The FG inability to clear a backlog of dollar demand estimated at about $7 billion hurt the country’s market integrity in getting the much-needed FX support from foreign partners.

The scarcity of dollars eventually makes the naira weaker because more people want to use the few available dollars, which raises the dollar’s value as the local currency. Furthermore, given Nigeria’s dismal economic performance, the naira is probably going to face more challenges in the upcoming year.

Nigeria’s modest growth rates, which were 2.5 percent in the second quarter and 2.3 percent in the first, were expected to continue until 2024, according to PricewaterhouseCoopers.

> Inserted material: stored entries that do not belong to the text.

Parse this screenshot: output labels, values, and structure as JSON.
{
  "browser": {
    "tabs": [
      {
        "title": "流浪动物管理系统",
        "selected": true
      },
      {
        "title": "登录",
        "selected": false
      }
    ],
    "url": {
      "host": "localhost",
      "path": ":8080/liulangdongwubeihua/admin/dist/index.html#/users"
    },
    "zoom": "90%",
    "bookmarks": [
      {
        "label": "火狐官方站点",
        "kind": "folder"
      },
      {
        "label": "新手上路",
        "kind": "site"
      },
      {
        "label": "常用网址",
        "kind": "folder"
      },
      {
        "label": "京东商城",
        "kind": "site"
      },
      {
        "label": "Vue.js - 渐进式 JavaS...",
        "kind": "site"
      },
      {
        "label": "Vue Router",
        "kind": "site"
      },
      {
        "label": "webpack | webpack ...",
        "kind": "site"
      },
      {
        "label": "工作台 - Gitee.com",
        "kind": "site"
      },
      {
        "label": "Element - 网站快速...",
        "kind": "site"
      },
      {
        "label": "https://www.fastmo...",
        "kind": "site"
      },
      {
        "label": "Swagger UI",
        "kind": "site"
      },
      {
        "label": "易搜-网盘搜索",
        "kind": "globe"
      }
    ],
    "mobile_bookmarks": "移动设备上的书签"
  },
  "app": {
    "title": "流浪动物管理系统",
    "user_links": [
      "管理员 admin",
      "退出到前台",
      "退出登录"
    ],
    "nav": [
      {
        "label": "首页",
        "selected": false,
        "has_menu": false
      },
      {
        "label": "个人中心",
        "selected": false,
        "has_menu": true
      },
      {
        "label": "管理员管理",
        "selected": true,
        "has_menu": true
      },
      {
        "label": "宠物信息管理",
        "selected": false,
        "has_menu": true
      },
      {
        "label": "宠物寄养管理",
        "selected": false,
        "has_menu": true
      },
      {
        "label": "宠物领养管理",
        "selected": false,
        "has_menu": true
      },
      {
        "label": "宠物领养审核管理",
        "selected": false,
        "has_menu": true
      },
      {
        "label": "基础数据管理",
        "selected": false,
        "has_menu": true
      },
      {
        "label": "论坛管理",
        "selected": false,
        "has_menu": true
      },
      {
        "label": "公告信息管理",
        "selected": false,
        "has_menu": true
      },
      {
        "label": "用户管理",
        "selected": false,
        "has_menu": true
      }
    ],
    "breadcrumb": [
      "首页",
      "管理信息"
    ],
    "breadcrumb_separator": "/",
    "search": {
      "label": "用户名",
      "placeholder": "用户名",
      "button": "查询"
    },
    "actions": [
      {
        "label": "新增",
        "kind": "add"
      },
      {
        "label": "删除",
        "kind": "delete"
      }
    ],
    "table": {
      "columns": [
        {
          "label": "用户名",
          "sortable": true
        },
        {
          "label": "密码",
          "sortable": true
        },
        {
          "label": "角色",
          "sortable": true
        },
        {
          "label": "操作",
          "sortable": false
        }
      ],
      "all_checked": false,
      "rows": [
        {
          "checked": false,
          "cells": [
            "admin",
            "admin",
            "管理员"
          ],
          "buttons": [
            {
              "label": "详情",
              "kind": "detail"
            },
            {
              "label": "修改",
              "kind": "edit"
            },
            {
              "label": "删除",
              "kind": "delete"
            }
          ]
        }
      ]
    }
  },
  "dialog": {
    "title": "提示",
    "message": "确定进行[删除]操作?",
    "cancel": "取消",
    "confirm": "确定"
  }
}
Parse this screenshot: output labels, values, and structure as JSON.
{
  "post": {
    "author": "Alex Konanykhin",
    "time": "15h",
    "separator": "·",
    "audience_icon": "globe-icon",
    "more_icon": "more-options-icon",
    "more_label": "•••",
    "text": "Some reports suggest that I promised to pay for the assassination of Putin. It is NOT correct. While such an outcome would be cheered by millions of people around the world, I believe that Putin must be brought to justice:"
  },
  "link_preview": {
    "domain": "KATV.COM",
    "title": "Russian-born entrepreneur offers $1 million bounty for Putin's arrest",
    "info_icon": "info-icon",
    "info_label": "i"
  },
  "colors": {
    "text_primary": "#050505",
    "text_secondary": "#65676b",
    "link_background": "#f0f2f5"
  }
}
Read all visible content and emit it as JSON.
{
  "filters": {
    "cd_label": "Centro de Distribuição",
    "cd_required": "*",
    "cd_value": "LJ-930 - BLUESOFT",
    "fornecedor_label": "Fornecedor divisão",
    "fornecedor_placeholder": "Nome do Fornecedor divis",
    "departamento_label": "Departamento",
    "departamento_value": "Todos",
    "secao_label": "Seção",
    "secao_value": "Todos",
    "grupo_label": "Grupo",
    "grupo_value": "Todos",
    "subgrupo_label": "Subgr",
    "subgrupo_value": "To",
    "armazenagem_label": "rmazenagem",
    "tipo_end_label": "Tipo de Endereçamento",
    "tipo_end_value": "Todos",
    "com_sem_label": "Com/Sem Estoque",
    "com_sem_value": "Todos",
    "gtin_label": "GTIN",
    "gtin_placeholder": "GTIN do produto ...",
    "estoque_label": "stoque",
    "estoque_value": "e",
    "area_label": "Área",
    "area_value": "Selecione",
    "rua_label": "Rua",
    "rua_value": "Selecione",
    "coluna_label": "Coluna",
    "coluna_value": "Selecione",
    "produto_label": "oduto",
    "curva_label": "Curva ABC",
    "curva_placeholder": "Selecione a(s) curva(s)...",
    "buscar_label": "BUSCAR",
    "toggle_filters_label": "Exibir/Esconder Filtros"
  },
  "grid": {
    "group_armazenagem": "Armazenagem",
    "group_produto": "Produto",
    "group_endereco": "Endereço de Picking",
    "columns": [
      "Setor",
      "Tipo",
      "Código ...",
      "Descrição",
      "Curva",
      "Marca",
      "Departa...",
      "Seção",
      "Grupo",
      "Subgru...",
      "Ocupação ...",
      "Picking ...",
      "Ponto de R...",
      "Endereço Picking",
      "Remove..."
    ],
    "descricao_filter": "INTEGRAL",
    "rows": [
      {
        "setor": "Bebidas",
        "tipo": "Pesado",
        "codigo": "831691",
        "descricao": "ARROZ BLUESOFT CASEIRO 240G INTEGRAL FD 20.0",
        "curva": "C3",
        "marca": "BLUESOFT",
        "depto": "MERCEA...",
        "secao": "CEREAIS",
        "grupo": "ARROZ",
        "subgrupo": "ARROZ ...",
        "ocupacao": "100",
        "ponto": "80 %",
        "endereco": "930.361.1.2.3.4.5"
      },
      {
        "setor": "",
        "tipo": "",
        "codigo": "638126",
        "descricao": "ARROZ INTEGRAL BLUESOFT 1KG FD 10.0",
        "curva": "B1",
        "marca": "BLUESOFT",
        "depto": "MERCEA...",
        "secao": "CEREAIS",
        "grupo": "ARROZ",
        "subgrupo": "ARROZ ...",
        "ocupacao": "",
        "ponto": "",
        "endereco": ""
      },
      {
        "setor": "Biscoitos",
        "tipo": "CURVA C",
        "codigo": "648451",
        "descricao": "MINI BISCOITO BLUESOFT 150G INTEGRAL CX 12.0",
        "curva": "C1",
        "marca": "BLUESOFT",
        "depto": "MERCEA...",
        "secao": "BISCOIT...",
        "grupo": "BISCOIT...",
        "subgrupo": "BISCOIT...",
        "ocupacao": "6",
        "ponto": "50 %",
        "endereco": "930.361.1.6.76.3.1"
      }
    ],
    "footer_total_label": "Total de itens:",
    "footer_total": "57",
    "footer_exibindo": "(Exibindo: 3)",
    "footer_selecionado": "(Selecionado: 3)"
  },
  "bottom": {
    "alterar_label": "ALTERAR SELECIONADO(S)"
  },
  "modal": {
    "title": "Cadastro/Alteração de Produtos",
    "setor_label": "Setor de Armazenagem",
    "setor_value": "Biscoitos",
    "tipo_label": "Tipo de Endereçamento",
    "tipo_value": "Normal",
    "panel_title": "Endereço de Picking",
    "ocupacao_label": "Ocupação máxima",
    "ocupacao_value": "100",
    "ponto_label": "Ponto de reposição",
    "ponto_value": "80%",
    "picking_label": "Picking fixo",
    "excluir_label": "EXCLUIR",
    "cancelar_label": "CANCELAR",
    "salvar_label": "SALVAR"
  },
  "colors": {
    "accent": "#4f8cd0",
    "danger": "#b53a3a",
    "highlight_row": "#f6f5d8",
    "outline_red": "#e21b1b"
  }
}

Yemi Cardoso, in his recent statement, pointed out that the IMF’s forecast for 2024, with a mere 3 percent prediction, is not much better.

He also stated that Nigeria’s oil export revenue is expected to decline in the upcoming year.

The CBN chief further predicts that the country’s oil earnings will decrease due to the OPEC limit of 1.78 million barrels per day. The recent decrease in oil output in Nigeria can be attributed to production stoppages, crude oil theft, and divestment from large oil companies.

Additionally, the weak dollar index, trading close to its lowest level since July, has not benefited the naira, while major currencies have gained support as European central banks maintain a less dovish stance.